Le 22 octobre 2023, une messe inaugurale est célébrée en présence de l’évêque de Belley-Ars, Monseigneur ROLAND. Cette célébration marque la fin de travaux conséquents, permis grâce à la générosité d’un paroissien du village, Patrick REYNAUD et le soutien de la municipalité.
Une fermeture de près de six mois a permis la réfection complète de la nef, incluant la mise en valeur de la fresque de l’abside par des spécialistes, la réfection des éclairages et la remise en état du mobilier et des nombreuses statues.
Descriptif :
Extérieurement, le toit de l’abside est couvert de lauzes, le clocher d’ardoises et le reste de la couverture est en tuiles rondes.
A l’intérieur, l’abside possède une coupole sur trompes, caractéristique de l’époque romane, ainsi que des arcatures décorées de chapiteaux sculptés.
L’église a bénéficié de restaurations afin de mettre en valeur les peintures monumentales dont certaines datent du XIVe et qui ornent la voûte en cul-de-four de l’abside.
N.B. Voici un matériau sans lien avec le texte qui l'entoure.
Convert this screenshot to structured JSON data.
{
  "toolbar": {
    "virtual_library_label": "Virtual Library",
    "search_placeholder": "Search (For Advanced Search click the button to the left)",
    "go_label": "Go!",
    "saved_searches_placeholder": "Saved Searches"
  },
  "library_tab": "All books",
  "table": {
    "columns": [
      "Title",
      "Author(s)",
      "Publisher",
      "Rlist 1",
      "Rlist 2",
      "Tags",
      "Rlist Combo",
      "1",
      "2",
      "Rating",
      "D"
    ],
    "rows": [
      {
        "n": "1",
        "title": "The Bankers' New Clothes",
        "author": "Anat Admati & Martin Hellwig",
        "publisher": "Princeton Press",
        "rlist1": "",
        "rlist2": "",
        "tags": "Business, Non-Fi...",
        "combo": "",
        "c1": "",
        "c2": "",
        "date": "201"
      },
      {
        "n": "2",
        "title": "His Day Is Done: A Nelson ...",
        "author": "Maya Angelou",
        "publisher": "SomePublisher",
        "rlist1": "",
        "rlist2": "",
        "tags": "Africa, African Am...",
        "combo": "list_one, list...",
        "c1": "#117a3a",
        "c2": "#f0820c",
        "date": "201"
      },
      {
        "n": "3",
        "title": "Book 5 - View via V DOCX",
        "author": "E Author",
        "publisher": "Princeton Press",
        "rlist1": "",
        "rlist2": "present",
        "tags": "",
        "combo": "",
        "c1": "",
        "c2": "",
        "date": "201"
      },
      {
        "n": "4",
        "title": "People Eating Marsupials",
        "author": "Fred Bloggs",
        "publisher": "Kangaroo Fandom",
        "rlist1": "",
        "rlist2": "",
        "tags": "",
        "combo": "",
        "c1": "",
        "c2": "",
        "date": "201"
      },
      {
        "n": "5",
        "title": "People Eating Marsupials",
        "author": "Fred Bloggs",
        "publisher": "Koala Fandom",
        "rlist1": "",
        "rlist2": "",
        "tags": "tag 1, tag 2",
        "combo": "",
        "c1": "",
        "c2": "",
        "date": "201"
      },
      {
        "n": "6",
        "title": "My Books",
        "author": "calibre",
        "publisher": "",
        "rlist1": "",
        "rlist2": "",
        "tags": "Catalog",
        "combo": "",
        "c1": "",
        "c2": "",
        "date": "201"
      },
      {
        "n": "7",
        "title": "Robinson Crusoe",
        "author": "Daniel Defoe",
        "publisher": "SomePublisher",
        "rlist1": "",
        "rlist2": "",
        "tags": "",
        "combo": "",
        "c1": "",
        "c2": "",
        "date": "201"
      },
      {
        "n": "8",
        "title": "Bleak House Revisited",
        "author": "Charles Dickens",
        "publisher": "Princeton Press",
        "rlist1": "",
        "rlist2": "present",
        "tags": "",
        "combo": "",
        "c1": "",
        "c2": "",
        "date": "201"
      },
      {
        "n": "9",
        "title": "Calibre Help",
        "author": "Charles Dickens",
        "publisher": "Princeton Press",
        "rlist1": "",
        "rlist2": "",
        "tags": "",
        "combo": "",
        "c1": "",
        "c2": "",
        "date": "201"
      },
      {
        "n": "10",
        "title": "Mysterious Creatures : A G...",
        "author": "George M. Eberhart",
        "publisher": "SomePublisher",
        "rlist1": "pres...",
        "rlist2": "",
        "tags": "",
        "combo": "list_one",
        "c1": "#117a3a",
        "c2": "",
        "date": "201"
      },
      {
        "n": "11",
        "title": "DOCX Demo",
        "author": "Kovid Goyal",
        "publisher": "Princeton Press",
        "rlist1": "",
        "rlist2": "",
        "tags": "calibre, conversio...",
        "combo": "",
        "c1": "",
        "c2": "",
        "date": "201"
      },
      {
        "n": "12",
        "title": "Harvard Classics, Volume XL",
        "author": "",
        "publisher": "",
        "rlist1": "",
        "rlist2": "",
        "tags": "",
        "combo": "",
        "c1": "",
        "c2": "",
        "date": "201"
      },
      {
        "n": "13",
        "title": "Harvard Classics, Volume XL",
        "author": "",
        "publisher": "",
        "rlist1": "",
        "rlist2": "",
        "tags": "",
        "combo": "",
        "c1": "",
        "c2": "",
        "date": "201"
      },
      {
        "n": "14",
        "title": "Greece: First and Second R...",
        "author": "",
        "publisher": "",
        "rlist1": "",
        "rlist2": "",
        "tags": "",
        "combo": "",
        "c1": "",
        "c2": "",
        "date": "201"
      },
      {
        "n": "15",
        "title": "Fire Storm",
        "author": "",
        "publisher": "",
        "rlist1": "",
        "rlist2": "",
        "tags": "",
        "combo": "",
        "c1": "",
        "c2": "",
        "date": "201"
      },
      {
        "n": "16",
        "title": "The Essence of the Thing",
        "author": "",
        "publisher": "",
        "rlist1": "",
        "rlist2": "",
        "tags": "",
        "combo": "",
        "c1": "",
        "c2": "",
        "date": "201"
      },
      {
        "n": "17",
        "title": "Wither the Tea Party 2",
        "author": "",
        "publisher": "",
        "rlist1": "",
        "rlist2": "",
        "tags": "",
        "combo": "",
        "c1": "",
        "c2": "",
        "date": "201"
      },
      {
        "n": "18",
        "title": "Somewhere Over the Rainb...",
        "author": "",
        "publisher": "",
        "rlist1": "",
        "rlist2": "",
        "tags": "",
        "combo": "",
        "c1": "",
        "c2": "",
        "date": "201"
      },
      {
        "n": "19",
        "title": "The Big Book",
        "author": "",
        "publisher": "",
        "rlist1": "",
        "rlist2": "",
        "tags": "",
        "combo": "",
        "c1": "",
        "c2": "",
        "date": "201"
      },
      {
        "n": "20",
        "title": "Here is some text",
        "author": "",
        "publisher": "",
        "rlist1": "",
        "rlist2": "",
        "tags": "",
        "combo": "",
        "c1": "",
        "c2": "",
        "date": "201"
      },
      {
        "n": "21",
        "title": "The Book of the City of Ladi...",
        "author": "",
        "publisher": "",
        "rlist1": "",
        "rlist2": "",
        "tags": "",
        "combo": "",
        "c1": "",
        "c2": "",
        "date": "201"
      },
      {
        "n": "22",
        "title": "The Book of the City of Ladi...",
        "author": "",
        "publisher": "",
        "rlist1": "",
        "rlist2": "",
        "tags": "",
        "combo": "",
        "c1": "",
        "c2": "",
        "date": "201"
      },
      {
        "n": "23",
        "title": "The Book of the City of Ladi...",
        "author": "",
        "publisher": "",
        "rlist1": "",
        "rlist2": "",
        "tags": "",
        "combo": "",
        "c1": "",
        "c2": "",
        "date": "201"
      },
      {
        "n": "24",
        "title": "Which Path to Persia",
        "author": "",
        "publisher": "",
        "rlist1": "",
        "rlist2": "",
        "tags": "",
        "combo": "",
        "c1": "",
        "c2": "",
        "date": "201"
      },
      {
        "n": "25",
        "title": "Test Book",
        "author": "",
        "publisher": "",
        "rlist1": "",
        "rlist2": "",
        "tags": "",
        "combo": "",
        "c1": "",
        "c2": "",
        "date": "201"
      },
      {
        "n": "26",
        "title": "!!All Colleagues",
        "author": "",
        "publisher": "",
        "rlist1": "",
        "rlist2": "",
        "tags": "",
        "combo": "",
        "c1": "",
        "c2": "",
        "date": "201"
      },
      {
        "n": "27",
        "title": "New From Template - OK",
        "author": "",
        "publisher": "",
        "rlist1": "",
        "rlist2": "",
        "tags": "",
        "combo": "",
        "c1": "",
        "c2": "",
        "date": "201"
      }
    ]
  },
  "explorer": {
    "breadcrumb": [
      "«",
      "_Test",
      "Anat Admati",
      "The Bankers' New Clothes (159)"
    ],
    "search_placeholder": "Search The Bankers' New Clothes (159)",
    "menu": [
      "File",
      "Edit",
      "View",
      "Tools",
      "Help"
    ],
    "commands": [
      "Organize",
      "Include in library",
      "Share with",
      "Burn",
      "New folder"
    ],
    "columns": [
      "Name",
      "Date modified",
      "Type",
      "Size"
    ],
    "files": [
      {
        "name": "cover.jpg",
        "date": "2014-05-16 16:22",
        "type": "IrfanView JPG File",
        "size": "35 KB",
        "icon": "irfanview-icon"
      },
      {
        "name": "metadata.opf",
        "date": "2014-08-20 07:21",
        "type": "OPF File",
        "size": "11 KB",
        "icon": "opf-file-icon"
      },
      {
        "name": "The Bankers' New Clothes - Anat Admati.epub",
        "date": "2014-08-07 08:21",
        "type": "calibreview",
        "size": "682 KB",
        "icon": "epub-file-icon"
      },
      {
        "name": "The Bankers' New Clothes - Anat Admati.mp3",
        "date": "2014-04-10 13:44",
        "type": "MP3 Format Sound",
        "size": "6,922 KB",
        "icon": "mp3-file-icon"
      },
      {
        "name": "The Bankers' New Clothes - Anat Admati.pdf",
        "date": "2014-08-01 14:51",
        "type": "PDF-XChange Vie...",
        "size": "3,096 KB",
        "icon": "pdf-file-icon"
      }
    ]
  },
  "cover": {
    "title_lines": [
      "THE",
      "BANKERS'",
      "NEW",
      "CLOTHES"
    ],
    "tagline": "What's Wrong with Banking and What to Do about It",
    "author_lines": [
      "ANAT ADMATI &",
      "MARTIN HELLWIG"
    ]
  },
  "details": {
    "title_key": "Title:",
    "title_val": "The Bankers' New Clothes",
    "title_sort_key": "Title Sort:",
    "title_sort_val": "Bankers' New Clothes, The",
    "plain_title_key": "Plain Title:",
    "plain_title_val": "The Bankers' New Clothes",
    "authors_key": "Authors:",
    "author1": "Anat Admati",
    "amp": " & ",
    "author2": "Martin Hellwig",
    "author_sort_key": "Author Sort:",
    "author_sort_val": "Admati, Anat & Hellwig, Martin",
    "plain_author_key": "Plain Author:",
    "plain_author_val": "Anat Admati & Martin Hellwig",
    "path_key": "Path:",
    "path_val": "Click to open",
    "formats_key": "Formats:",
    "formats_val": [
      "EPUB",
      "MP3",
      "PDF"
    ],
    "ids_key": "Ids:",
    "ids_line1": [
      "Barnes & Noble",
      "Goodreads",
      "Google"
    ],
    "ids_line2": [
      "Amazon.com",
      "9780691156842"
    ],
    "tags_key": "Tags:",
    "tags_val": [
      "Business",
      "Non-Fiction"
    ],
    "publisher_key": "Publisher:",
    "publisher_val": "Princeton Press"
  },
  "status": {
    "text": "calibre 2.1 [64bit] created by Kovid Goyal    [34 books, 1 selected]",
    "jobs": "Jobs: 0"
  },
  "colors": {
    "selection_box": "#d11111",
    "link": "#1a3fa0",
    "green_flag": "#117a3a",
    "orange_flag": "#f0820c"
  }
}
Découvertes dans les années 1980, bien que parcellaires, elles représentent un Christ en majesté dans une mandorle quadrilobée, accompagné des douze apôtres.
Le pourtour du chœur est divisé en cinq travées, dont trois sont percées d’une baie. Dans la travée du nord, aveugle, une fresque représente un saint tenant dans sa main un rouleau (saint Jacques). Chaque arcature romane en plein cintre, repose sur des colonnettes jumelées surmontées de chapiteaux décorés de raisins, de feuilles d’acanthe, de têtes d’hommes et d’animaux.
Le vitrail, en façade d’entrée de l’église, est orné d’une verrière à trois personnages : deux anges et un Christ en majesté. L’ouvrage date de 2019.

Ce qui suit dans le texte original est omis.